Recent events have been a clear illustration of this. Peers have been in the headlines in the past few weeks for their interventions and amendments to hugely significant legislation such as the government’s workers’ rights bill and the assisted dying bill. In changing those bills, many peers are merely doing what they were put into the Lords to do – refine and amend legislation that comes from the Commons.
However, their interventions into such sensitive and heated areas often reopen the debate over what the basis is for unelected peers making important decisions that impact every person in the country. We saw this debate reach a particularly bitter peak during the Brexit years.
The heart of this problem goes back to the Lords’ completely undemocratic nature.
“Very aggressive procedural action”
The Prime Minister himself has described the wholly undemocratic Lords as ‘indefensible’ and pledged to turn it into an elected chamber. The government has begun the work of reform and currently has a bill going through Parliament to remove the remaining hereditary peers. But even this long overdue reform has not been straightforward, as it has become bogged down in the Lords itself.
For example, the two-page bill received 46 pages of amendments just at report stage, as the Lords seems particularly keen on intervening on legislation that directly impact them.
Senior peers have been explicit that this is a purposeful tactic to make life painful for the government. Lord True, the Conservative leader in the Lords, warned ministers they would face “very aggressive procedural action” if they went ahead with removing the hereditaries.
This is not an idle threat either, as parliamentary time is precious and peers eating it up causes real issues for the government getting its legislative agenda through. In short, the problem with Lords reform is that the Lords is both poacher and gamekeeper on the issue.
Removing hereditary peers must only be the first step in wider reforms
As the House of Lords (Hereditary Peers) Bill enters its last stages in Parliament, the question is now what comes next? Removing the absurdity of the hereditary peers was a long overdue and necessary step, but their exit won’t solve the core issue around an undemocratic Lords.

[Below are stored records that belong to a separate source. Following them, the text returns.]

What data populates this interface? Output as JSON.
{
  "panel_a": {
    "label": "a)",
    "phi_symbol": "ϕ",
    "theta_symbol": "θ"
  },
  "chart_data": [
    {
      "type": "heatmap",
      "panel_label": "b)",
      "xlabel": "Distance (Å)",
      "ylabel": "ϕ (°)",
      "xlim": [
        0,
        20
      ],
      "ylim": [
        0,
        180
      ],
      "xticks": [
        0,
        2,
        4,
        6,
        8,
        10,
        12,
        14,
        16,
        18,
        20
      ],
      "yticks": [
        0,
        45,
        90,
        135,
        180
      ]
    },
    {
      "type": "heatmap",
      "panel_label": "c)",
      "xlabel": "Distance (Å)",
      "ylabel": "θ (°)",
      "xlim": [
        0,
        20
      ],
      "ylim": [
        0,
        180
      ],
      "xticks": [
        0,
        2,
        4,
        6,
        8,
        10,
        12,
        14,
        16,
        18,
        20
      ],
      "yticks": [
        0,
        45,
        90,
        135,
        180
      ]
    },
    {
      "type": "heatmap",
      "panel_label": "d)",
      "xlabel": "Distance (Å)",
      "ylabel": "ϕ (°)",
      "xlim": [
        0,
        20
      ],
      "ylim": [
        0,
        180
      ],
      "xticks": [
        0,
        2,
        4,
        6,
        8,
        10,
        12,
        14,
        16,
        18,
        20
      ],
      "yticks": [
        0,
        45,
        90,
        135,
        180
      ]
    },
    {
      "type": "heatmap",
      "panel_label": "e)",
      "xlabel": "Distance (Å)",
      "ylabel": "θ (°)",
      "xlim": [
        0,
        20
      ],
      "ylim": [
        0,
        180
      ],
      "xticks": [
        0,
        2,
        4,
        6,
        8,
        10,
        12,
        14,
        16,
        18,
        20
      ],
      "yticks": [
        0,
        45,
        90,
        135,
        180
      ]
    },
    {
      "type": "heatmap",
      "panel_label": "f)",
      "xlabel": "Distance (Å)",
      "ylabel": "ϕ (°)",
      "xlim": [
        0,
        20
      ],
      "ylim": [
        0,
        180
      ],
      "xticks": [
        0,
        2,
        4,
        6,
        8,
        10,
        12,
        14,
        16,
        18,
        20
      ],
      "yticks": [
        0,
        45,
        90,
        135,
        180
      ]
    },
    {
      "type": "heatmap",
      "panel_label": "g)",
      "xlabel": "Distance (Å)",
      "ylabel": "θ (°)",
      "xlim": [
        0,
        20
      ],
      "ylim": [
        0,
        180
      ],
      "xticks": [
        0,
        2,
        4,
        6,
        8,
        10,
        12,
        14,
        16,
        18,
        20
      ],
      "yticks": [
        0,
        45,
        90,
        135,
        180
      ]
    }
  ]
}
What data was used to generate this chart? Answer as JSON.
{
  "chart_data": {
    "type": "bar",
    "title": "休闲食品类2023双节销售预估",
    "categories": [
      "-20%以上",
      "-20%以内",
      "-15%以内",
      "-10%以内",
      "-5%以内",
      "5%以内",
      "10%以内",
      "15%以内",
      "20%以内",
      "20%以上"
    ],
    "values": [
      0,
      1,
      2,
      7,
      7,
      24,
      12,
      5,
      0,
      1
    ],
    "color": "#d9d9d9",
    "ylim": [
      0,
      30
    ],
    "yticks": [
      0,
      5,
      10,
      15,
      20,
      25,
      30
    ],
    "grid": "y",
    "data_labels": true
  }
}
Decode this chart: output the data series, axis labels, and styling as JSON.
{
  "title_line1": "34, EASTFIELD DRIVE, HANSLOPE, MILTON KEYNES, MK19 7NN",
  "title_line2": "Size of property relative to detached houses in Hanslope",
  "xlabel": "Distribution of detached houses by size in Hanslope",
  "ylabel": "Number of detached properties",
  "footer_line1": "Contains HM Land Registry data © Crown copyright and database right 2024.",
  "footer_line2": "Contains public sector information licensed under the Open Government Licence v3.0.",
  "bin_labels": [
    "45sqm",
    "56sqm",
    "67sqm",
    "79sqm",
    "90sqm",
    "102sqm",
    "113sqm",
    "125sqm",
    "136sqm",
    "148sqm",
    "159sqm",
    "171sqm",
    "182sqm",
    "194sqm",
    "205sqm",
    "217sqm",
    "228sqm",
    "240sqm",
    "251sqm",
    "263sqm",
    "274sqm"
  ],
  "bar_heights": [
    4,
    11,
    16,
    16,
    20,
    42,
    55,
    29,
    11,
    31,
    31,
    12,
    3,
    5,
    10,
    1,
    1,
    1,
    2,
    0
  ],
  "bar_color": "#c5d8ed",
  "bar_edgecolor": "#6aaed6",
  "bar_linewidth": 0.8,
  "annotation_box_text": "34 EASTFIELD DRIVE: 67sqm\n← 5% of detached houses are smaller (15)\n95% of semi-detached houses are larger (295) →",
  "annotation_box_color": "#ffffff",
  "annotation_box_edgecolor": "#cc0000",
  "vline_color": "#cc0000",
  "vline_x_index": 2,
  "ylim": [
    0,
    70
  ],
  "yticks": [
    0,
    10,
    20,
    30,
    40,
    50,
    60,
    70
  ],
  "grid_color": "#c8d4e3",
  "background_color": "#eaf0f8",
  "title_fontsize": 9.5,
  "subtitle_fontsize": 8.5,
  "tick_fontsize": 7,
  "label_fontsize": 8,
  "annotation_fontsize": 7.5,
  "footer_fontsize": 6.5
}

In 2022, Keir Starmer was explicit in his ambition to make the lords elected and at the same time former Prime Minister Gordon Brown laid out plans for a smaller, directly elected chamber that better represents the nations and regions of the UK. Since the election, media reports suggest the focus is on much less ambitious measures aimed at tackling the Lords’ enormous size, such as an enforced retirement age and participation requirement.
One of the few things that almost everyone agrees on is that the current Lords needs reforming, and it is good to see the government make a start on the worst excesses. Yet, removing the hereditaries must be only the first step to wider reform, as until the Lords is made accountable to the country it legislates for questions about its legitimacy will persist.